UK Carbon Allowance Rebate Scheme to Become a Carbon Tax

Posted in Cap & Trade

The U.K.’s nascent Carbon Reduction Commitment (CRC) Energy Efficient Scheme appears to be making a dramatic change from a rebate program to an outright tax.  Before the first carbon allowances have even been sold, Britain’s efforts to reduce its budget deficits  apparently are the driver for taking the CRC from a scheme that "recycles" carbon allowance revenues back to users and converting it to the government keeping that revenue to "support public finances."

Original CRC Scheme

The U.K. just launched the CRC on April 1 this year to apply to roughly 20,000 businesses, including banks, hotels, government facilities (including schools), and industries.  As outlined in the CRC User Guide (PDF), organizations that use more than 6,000 MWh of electricity a year, about one-fifth of all covered users, would have to buy carbon allowances based on their energy usage.  The initial phase of the scheme set a fixed price of ₤12/tonne of carbon (US $18.86) for allowances, with sales to begin in April 2011.  The plan was to recycle the carbon allowance revenue back to users according to an organization’s energy performance — those who ranked highest in energy efficiency would get the most back.  The first rebates were to be paid out in October 2011.

Budget-Driven Changes

Faced with a government policy to reduce the country’s substantial budget deficits, the 2010 Spending Review for the next four years would take the "revenue from the CRC Energy Efficiency Scheme to support public finances (including spending on the environment), rather than recycled to participants."  This could amount to about ₤1 billion per year (US $1.57B) that won’t be recycled to CRC participants.  Notwithstanding the repurposing of CRC and other budget cuts,  DECC remains committed to increasing environmental expenditures to meet the U.K.’s goals of reducing greenhouse gas emissions by 34 percent and increasing the share of renewable energy to 15 percent by 2020.
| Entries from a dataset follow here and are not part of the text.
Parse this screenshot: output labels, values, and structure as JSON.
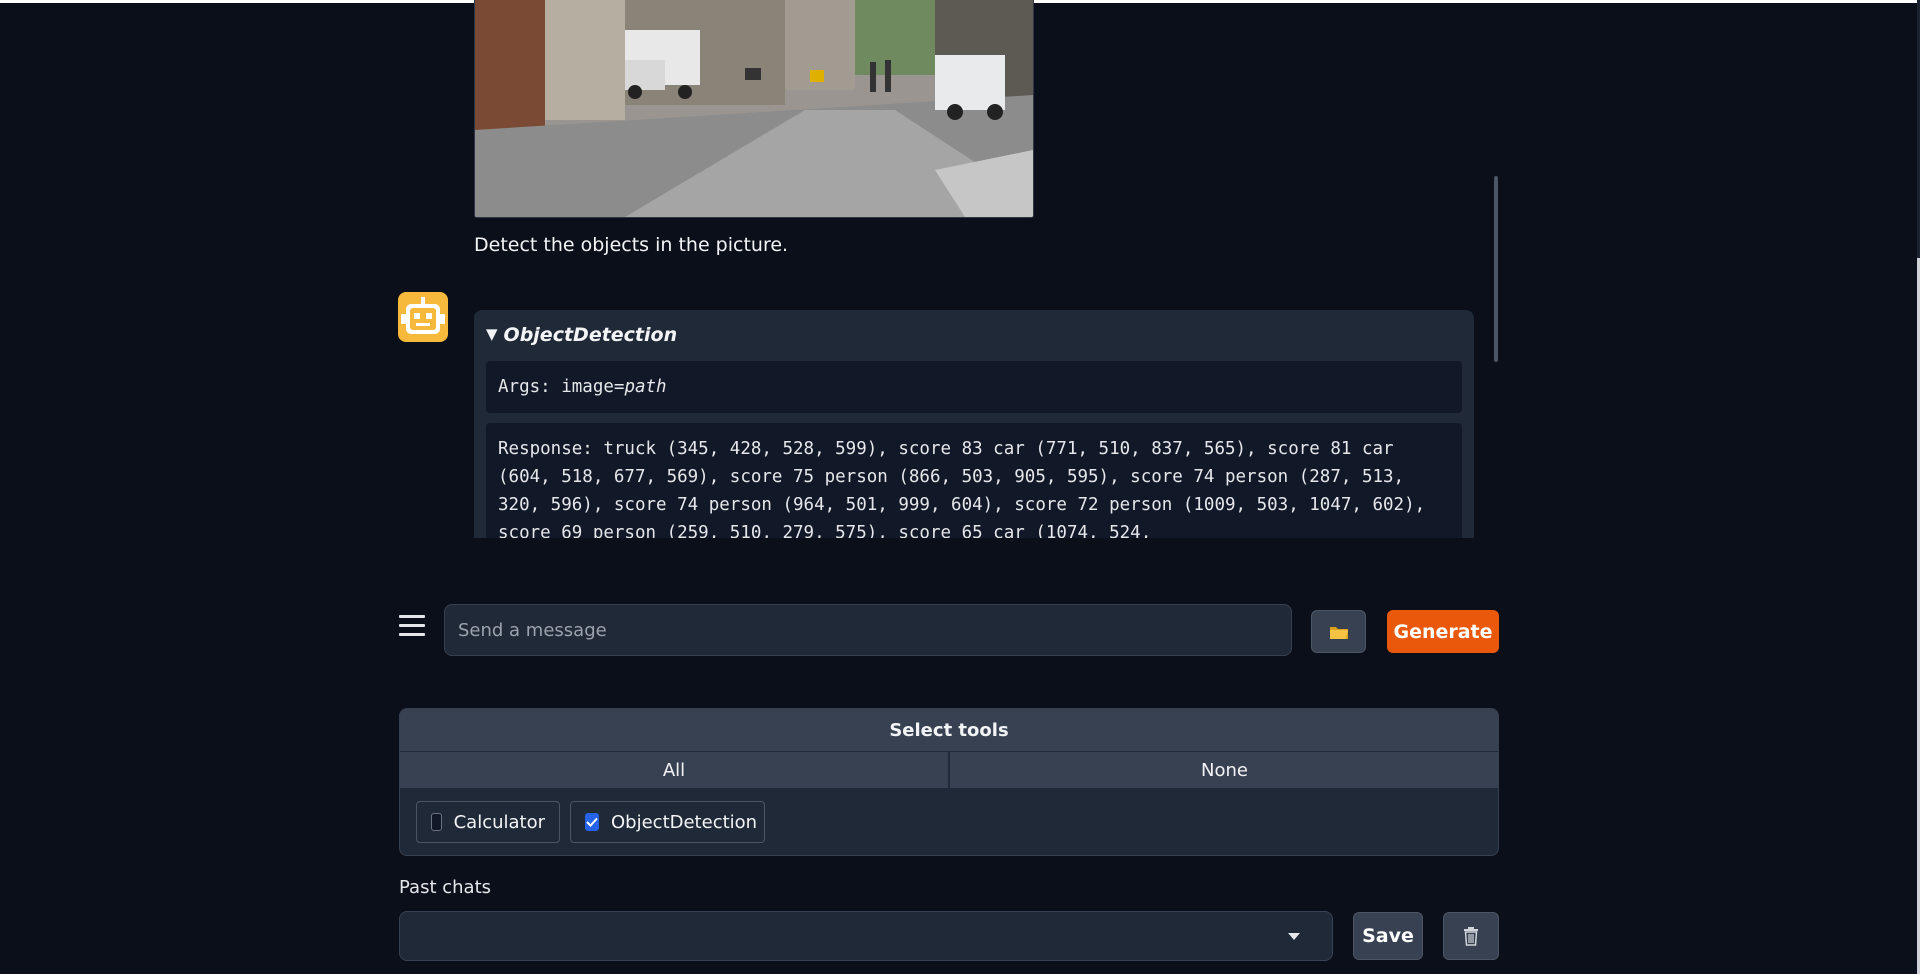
{
  "chat": {
    "user_message": "Detect the objects in the picture.",
    "user_image_icon": "street-photo-image",
    "bot_avatar_icon": "robot-icon",
    "tool_call": {
      "name": "ObjectDetection",
      "args_prefix": "Args: image=",
      "args_value": "path",
      "response": "Response: truck (345, 428, 528, 599), score 83 car (771, 510, 837, 565), score 81 car (604, 518, 677, 569), score 75 person (866, 503, 905, 595), score 74 person (287, 513, 320, 596), score 74 person (964, 501, 999, 604), score 72 person (1009, 503, 1047, 602), score 69 person (259, 510, 279, 575), score 65 car (1074, 524,"
    }
  },
  "input": {
    "placeholder": "Send a message",
    "menu_icon": "hamburger-menu-icon",
    "upload_icon": "folder-icon",
    "generate_label": "Generate"
  },
  "tools": {
    "title": "Select tools",
    "all_label": "All",
    "none_label": "None",
    "items": [
      {
        "label": "Calculator",
        "checked": false
      },
      {
        "label": "ObjectDetection",
        "checked": true
      }
    ]
  },
  "past_chats": {
    "label": "Past chats",
    "selected": "",
    "save_label": "Save",
    "delete_icon": "trash-icon"
  },
  "colors": {
    "background": "#0b0f19",
    "accent": "#ea580c",
    "checkbox": "#2563eb",
    "avatar": "#f6b93b"
  }
}
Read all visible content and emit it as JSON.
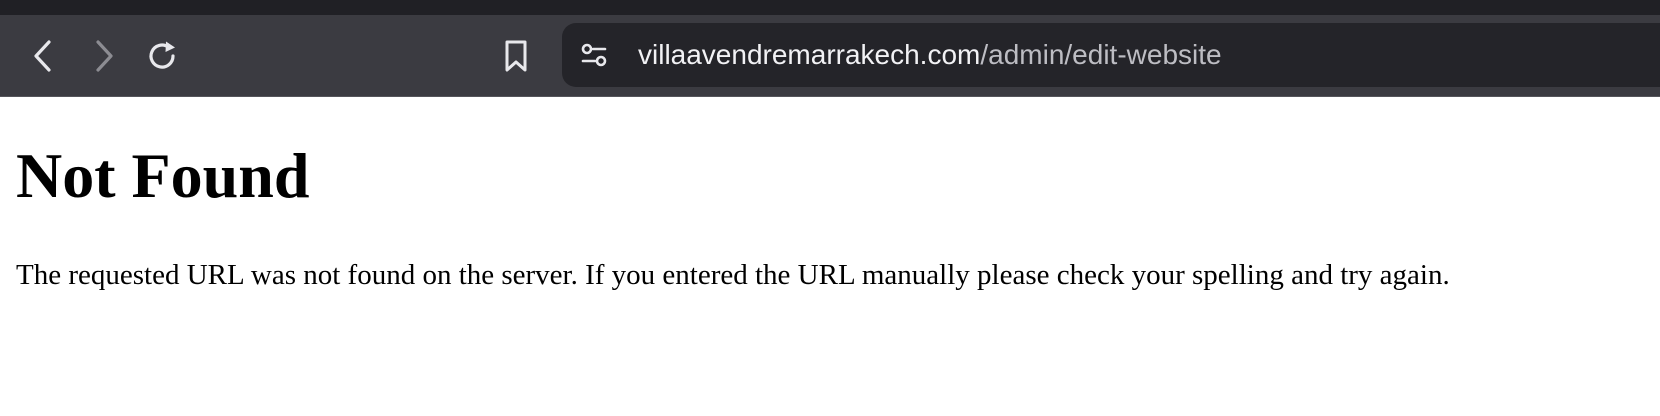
{
  "browser": {
    "nav": {
      "back_icon": "chevron-left-icon",
      "forward_icon": "chevron-right-icon",
      "reload_icon": "reload-icon",
      "bookmark_icon": "bookmark-icon",
      "site_settings_icon": "sliders-icon"
    },
    "address_bar": {
      "host": "villaavendremarrakech.com",
      "path": "/admin/edit-website"
    },
    "colors": {
      "toolbar": "#3b3b41",
      "urlbar": "#242429",
      "top_strip": "#202025"
    }
  },
  "page": {
    "title": "Not Found",
    "message": "The requested URL was not found on the server. If you entered the URL manually please check your spelling and try again."
  }
}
At the outset , the CRC scheme was complex and, when last we blogged about it, things were looking a little dicey because as many as 40 percent of U.K. businesses didn’t even know they were supposed to register for the scheme by September 30, 2010.  Switching from a rebate program to a tax certainly would eliminate some of the scheme’s complexity, for example, it appears that the league ranking system to determine who qualified for what amount of rebates is no longer necessary, but it remains uncertain what other changes might result.  

Good News or Bad?

The shift to a tax was announced on October 20, so it’s a little early yet to assess the reaction or consequences.  Generally, it’s likely that environmental groups and some businesses that prefer a carbon tax may find the change preferable.  But it’s also just as likely that many of the 5,000 or so U.K. businesses and industries that will have to pay the tax will not be too happy with the increase in costs. 

For those of us in the U.S., it’s hard to imagine that a federal or state government could ever adopt a CRC-like scheme here, let alone convert it from a rebate program to an outright tax.   Nevertheless, the U.K. experience is more than just an academic exercise.  For better or for worse, it may add  fuel to our own debates regarding pros and cons of cap-and-trade versus a carbon tax.